Secondo il costante orientamento della giurisprudenza, nel sistema (applicabile ratione temporis al caso di specie) di regolamento delle spese processuali previgente alla sostituzione dell’art. 92 c.p.c., comma 2, ad opera della L. 28 dicembre 2005, n. 263, art. 2 il sindacato della Corte di Cassazione è limitato ad accertare che non risulti violato il principio della soccombenza, da intendersi nel senso che soltanto la parte totalmente vittoriosa non può essere condannata, nemmeno per una minima quota, al pagamento delle spese stesse. La valutazione dell’opportunità della compensazione totale o parziale ex art. 92 c.p.c. rientra, invece, nei poteri discrezionali del giudice di merito, sia nell’ipotesi di soccombenza reciproca, sia nell’ipotesi di concorso con altri giusti motivi, potendo la relativa valutazione essere censurata in sede di legittimità solo sotto il profilo del vizio di motivazione, riscontrabile nel caso in cui le ragioni addotte per giustificare la compensazione risultino tali da inficiare, per la loro inconsistenza o palese erroneità, lo stesso processo formativo della volontà decisionale espressa sul punto dal giudice di merito (tra le tante v. Cass. 6-10-2011 n. 20457; Cass. 11- 2-2008 n. 3218; Cass. 17-7-2007 n. 15882; Cass. 17-11-2006 n. 24495;
Cass. 31-7-2006 n. 17457; Cass. 16-3-2006 n. 5828; Cass. 4-5-2005 n. 9260; Cass. 1-9-2003 n. 12744; Cass. 14-11-2002 n. 16012).

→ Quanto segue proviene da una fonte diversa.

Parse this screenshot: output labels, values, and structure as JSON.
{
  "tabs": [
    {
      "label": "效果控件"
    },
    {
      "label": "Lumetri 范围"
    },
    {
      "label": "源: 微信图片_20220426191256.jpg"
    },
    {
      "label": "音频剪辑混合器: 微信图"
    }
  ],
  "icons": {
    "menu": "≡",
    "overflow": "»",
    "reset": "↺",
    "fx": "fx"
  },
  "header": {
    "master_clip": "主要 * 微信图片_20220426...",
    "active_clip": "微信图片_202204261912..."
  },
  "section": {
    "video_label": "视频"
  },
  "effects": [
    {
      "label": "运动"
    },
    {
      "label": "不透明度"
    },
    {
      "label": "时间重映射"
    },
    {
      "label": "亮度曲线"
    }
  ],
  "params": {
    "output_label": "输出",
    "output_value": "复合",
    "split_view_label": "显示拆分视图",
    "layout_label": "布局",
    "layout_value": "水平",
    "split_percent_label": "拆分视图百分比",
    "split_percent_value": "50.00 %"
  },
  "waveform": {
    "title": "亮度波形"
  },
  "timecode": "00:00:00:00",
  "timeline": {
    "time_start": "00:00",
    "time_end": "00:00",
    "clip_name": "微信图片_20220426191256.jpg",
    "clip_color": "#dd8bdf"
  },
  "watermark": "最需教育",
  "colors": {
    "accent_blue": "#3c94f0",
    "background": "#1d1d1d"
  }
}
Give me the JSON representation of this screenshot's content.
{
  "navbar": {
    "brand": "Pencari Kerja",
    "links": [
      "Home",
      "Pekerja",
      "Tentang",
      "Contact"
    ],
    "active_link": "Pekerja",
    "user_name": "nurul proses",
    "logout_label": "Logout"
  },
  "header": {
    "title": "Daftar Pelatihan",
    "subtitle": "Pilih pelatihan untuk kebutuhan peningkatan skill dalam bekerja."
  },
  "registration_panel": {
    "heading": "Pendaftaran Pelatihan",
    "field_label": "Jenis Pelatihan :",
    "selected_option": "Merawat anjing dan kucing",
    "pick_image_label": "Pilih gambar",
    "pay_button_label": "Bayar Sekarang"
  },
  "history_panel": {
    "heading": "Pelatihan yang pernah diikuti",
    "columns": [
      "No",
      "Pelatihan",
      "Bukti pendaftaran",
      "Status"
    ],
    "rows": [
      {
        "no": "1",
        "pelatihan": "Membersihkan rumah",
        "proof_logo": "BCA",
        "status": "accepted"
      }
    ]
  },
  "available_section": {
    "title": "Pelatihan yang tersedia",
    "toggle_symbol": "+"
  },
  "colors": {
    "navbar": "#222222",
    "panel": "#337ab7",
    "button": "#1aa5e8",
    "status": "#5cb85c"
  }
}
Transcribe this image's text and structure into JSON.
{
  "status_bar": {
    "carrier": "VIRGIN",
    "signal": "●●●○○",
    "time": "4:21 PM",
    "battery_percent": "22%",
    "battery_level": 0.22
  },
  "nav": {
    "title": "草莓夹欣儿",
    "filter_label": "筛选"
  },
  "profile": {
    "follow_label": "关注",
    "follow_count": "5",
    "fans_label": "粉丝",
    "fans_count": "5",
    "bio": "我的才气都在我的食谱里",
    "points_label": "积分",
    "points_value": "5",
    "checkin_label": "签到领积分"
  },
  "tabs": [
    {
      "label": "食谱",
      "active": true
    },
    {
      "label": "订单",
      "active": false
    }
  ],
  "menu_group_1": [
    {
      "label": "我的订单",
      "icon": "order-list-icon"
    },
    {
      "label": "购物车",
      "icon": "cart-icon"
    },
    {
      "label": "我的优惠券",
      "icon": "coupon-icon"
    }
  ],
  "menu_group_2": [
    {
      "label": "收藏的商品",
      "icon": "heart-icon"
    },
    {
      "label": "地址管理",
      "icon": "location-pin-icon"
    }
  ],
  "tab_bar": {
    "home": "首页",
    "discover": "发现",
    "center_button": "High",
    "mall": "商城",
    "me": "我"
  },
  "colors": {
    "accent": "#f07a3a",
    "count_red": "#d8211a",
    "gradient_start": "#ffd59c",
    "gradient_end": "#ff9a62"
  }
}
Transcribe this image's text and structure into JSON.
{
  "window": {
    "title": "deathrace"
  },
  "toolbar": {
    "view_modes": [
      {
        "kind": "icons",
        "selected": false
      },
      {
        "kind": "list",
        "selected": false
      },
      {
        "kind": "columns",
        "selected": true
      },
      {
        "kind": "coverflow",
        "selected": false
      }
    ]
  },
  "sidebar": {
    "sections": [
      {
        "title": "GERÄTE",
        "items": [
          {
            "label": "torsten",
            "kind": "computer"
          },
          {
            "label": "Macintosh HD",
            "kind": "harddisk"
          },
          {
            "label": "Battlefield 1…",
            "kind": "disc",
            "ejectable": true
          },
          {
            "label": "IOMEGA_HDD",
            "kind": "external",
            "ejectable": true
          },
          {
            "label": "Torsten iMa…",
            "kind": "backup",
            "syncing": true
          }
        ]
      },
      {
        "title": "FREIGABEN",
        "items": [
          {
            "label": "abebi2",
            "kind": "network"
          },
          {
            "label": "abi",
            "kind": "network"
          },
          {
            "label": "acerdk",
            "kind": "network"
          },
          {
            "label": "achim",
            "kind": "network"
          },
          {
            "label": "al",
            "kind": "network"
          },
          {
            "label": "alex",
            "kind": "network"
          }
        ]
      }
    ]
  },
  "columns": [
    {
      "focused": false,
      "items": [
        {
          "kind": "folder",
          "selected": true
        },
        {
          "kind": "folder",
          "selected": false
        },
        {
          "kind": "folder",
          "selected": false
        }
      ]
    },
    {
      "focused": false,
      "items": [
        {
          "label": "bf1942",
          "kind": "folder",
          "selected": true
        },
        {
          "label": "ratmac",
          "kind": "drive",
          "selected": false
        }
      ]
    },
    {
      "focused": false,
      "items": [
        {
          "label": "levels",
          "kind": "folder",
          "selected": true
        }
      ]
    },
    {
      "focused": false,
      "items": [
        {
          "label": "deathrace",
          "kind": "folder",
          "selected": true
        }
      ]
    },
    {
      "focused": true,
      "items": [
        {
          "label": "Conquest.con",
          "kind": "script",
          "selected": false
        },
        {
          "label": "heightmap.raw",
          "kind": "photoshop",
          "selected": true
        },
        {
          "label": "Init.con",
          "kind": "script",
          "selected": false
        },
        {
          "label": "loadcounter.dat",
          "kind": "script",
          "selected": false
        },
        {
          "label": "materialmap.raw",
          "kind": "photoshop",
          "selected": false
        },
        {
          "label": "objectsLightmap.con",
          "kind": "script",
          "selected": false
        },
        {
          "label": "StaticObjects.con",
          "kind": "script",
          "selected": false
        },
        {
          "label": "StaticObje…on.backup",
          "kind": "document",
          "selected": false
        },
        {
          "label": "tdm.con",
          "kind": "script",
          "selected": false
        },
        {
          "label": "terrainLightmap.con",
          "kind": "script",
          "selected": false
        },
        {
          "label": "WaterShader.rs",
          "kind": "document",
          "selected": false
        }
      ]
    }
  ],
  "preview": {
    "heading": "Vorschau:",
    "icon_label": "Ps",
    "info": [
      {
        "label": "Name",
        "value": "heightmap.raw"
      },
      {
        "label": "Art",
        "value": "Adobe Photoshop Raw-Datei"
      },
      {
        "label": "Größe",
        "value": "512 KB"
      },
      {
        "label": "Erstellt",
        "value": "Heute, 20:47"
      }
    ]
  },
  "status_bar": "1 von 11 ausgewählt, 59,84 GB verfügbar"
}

Nella specie, pertanto, non essendo stato violato il principio secondo il quale le spese non possono essere poste a carico della parte vittoriosa, non è sindacabile in questa sede la decisione della Corte di Appello di compensare interamente le spese di primo grado.
E invero, pur avendo la Corte territoriale fatto specifico riferimento solo alle due sentenze non definitive emesse dal Tribunale e non anche a quella definitiva, appare evidente che la disposta compensazione riposa sostanzialmente su una valutazione globale di reciproca soccombenza delle parti; valutazione che non può ritenersi palesemente illogica ed erronea, avendo il giudice di appello dato atto che ciascuna delle parti ha visto disattendere alcune delle domande ed eccezioni rispettivamente proposte.
4) Per le ragioni esposte il ricorso deve essere rigettato, con conseguente condanna del ricorrente al pagamento delle spese sostenute dal resistente nel presente grado di giudizio, liquidate come da dispositivo.
P.Q.M.
La Corte rigetta il ricorso e condanna il ricorrente al pagamento delle spese, che liquida in Euro 4.200,00, di cui Euro 200,00 per esborsi, oltre accessori di legge e spese generali.
Così deciso in Roma, nella Camera di consiglio, il 14 giugno 2012.